13 thoughts on “You asked; I’m answering–Part Three”

  1. These are great pearls of wisdom! I can so relate. And the very end made me smile – while I'm sometimes nostalgic for those days of sweet little preschoolers, their independence is a wonderful thing!

  2. If you're continually giving your kids over to the Lord, sounds like you're a great mother to me! And I love the marital advice. My 20-yr-old daughter just got engaged on Saturday (did I just type that? I'm still in such great shock!), so I'll copy/paste that advice to send to her.I also appreciate the bonus answer #4 to the last question. That's really hitting home with me right now, too. I raised my daughter with the intent of her becoming independent.
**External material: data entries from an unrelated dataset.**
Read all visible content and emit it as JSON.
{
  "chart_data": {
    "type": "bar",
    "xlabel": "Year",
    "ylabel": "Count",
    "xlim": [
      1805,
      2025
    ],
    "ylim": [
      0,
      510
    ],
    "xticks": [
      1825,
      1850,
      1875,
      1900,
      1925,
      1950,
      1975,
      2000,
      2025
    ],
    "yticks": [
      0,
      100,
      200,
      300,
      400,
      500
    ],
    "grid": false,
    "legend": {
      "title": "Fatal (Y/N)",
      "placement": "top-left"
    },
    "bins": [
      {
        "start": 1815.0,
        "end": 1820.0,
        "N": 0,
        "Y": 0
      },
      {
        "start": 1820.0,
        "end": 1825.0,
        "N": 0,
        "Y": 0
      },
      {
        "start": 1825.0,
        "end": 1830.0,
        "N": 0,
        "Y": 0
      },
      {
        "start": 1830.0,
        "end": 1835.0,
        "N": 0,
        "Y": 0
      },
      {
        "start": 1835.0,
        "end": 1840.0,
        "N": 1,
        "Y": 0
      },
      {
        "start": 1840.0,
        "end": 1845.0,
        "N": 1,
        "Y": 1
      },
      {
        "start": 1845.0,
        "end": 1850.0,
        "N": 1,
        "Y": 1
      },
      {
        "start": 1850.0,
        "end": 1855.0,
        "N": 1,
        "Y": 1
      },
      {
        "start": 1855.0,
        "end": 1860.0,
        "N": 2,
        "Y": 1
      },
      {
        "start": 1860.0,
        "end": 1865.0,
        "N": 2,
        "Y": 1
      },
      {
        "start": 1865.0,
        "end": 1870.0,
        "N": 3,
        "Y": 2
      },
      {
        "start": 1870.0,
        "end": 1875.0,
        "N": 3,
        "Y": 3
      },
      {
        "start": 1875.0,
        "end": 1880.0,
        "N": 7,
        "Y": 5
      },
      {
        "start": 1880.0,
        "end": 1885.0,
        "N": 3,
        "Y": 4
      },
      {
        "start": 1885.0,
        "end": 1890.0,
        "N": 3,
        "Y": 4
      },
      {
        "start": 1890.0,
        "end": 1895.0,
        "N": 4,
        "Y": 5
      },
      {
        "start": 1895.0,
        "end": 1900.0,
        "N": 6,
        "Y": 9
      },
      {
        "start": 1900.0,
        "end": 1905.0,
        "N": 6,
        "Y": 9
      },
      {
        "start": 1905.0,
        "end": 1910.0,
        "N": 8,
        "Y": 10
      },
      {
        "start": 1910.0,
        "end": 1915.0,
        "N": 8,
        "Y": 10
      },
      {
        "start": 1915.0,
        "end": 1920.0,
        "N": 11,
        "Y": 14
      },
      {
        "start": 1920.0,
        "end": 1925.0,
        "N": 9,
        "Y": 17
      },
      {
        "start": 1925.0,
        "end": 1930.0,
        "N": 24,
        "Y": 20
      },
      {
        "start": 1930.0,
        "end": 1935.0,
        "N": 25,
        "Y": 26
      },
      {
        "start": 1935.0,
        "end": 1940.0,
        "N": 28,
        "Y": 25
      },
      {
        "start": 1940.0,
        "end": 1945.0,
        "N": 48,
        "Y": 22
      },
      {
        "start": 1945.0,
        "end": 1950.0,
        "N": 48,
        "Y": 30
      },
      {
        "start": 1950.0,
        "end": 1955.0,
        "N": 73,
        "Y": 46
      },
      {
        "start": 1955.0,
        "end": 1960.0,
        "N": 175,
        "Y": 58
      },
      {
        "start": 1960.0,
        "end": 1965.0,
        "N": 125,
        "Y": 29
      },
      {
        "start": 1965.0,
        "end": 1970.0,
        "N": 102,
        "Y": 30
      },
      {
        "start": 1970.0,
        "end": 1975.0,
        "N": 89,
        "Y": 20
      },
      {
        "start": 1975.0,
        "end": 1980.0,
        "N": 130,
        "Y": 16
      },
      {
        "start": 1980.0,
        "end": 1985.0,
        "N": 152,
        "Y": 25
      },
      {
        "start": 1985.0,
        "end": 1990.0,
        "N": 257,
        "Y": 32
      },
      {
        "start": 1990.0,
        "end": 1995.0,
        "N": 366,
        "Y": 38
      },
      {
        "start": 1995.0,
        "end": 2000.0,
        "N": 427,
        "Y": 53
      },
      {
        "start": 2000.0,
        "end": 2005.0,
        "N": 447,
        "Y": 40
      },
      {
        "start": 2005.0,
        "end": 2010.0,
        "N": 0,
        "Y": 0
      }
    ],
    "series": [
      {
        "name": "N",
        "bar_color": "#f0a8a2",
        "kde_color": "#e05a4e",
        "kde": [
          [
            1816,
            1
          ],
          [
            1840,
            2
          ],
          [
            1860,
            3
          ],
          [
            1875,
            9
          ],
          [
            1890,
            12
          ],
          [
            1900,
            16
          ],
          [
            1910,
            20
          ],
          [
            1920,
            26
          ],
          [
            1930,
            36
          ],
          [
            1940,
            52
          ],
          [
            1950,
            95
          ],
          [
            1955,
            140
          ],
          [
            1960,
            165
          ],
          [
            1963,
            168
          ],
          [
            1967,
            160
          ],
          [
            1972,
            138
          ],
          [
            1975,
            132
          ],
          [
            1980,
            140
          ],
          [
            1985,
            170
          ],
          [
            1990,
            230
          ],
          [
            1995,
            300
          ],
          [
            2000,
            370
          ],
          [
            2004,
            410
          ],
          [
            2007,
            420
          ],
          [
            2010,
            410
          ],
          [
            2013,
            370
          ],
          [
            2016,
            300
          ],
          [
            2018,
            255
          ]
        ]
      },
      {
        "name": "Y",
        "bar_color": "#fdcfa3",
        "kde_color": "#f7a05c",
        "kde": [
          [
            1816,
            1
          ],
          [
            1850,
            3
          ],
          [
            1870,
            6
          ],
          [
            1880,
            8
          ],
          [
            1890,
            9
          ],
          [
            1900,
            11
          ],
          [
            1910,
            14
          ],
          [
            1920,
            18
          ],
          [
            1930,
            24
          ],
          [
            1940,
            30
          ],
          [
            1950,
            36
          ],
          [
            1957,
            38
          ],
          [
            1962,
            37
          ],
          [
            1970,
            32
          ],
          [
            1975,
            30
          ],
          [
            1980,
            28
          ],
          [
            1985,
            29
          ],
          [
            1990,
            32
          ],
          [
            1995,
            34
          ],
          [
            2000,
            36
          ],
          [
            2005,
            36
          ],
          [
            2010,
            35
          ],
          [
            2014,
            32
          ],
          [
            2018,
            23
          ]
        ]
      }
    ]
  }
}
But now that she is, it's scary! 🙂 The Lord keeps bumping me into new phases of trusting Him. God is good.Thanks for the wisdom.

  3. I don't know but, for me anyway, I think this is one of the best posts I've read that you've written. (By that I do'nt mean to say that you've written bad posts because I've never thought so. This was just the one that beats the others out.) It's real. It's practical. It's biblical. Oh and I needed to hear it.=) Thanks!

  4. What a beautiful post, Lisa. Your words about marriage and your husband made me a little teary because they are so right! I wouldn't trade the 24 years of history I have with my husband for anything. And your last point is dead on. When I gave birth to my first daughter I held her in my arms and said to my husband, "I feel like my job from this point on is to teach her to not need me." I know, I'm kind of strange in that way, but it was such a strong sense in me. And that's how I've always raised my kids.

  5. Sweet words … especially about marriage and babies :)The wisdom that comes from living it out is always the most applicable (for me anyway). We are also on #18 this year and I have yet to see God's work in my life in a more tangible way than in my marriage. A marred yet beautiful thing.My oldest starts drivers ed next year and it makes me twitch. You must blog about this experience.You must.

  6. Love your thoughts about child-raising!And your post made me realize that I don't remember most of our anniversaries, including our first ones. We're not the type to plan huge celebrations, but I know that every year, I'm more and more thankful for the man I married.

  7. Thank you so much for that! I would not call myself good at any of the domestic-y things either. Hopefully no one ever needs to eat off my floors lol. Love your notes on marriage and parenting-very wise!

  8. Nice!I do not give you an A+ on answering my question, because you didn't really say definitively what you are GOOD at. You need to give yourself more credit, although I understand that humility in these areas is big (well in mothering and wifing anyway) — are we ever as good as we hope to be?We ate our cake topper, too, but that is also all I really remember about that first anniversary. I also remember that our cake was still pretty tasty, unlike most I've heard of.

  9. Thank you, Lisa. Your wisdom takes me straight to the heart of my Savior. Truly, it is HE that enables me to do all things. My mothering moments of little ones are at their worst when the condition of my heart is proudly claiming rights, knowledge and any thoughts of knowing what I'm doing.

  10. Love your thoughts about child-raising!And your post made me realize that I don't remember most of our anniversaries, including our first ones. We're not the type to plan huge celebrations, but I know that every year, I'm more and more thankful for the man I married.